The challenges of professionalizing Africa’s militaries are innumerable but not insurmountable. Ethnic and tribal biases, which some militaries inherited from the colonial era, have been purposely exploited by one (ethnic, political) group to gain or hold onto power by force at the expense of others. For developing states in Africa, it is vital that the military, the principal institution responsible for a country’s defense and protection, be both national and republican. For that, it must be apolitical and dedicate itself exclusively to its mission. Unfortunately, challenges to constitutional order by the military, and behavior contrary to the rule of law by military and political leaders alike are commonplace in Africa. This situation undermines the credibility of the military in the eyes of the population it is supposed to defend. It is absolutely necessary to reverse this trend as it is a major impediment to the quest for the professionalization of militaries and democratic consolidation in Africa.

In the field, African militaries sorely lack operational capacity to effectively carry out their mission. Some of this is due to limited resources, but force structures and missions that are misaligned with the security challenges that African states face, particularly the growing prominence of domestically based or nonstate transnational threats, are more significant contributors to weak performance and morale. Africa’s armed forces must therefore be reorganized to better reconcile operational capacity to these threats as part of a strategic security posture.

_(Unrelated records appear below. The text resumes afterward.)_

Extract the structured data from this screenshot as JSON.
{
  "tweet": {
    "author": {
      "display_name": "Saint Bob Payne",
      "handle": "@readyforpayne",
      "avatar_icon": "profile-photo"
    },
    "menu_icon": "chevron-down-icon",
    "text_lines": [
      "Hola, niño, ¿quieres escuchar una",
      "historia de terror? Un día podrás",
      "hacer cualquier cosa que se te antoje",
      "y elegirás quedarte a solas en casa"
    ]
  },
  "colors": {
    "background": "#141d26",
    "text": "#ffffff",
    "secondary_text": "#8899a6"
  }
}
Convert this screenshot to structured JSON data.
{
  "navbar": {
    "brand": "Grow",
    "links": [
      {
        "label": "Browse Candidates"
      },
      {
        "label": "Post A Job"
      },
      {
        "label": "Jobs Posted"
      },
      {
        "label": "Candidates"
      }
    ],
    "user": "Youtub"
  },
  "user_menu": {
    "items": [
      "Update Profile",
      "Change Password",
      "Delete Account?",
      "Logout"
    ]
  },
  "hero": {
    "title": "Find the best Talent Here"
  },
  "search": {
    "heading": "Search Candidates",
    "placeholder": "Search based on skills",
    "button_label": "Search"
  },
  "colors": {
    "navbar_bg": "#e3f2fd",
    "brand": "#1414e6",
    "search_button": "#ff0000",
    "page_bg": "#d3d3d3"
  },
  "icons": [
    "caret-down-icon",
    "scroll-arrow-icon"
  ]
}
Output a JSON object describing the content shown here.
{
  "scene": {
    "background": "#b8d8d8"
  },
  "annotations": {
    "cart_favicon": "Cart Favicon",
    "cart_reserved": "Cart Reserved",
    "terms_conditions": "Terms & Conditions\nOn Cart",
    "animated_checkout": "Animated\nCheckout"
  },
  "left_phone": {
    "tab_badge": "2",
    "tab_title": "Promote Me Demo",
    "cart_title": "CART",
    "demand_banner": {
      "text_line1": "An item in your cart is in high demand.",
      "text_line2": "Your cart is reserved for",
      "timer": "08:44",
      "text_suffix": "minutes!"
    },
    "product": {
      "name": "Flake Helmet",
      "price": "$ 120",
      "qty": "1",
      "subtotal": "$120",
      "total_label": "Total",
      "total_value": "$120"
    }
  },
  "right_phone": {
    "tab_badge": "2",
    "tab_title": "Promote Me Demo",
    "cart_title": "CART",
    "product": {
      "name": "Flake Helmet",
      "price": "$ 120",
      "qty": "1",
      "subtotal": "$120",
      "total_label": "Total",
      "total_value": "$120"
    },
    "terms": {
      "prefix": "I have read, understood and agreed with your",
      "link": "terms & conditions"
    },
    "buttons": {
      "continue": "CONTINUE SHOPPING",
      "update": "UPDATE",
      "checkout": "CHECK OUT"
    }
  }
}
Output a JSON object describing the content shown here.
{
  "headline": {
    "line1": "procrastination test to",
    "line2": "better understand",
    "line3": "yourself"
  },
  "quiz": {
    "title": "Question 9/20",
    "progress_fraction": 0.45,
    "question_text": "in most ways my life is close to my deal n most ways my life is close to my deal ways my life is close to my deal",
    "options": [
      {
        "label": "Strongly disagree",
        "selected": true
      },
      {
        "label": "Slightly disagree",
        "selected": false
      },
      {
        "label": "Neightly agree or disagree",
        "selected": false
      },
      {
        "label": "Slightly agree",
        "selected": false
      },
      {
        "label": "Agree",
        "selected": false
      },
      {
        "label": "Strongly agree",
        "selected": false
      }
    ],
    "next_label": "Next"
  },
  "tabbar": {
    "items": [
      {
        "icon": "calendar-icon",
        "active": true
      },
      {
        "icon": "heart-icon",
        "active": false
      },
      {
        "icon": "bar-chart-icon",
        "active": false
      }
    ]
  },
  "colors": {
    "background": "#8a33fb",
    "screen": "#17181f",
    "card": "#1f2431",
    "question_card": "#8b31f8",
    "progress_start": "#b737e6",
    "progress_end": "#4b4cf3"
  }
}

But military professionalism is much more than an administrative concept. The stability and vibrancy of the society depends on militaries conducting themselves in a disciplined and honorable manner. The pursuit of professionalism in African militaries will begin with inculcating the fundamental values of ethics. The minimum values and characteristics that all military personnel in Africa must demonstrate are loyalty to one’s country and its constitution, subordination to democratic civilian authority, a sense of duty, and respect for the rule of law. If these basic principles are observed, African militaries will not only become increasingly professional but meaningfully contribute to improved security and democratic governance on the continent while gaining newfound respect in the eyes of citizens.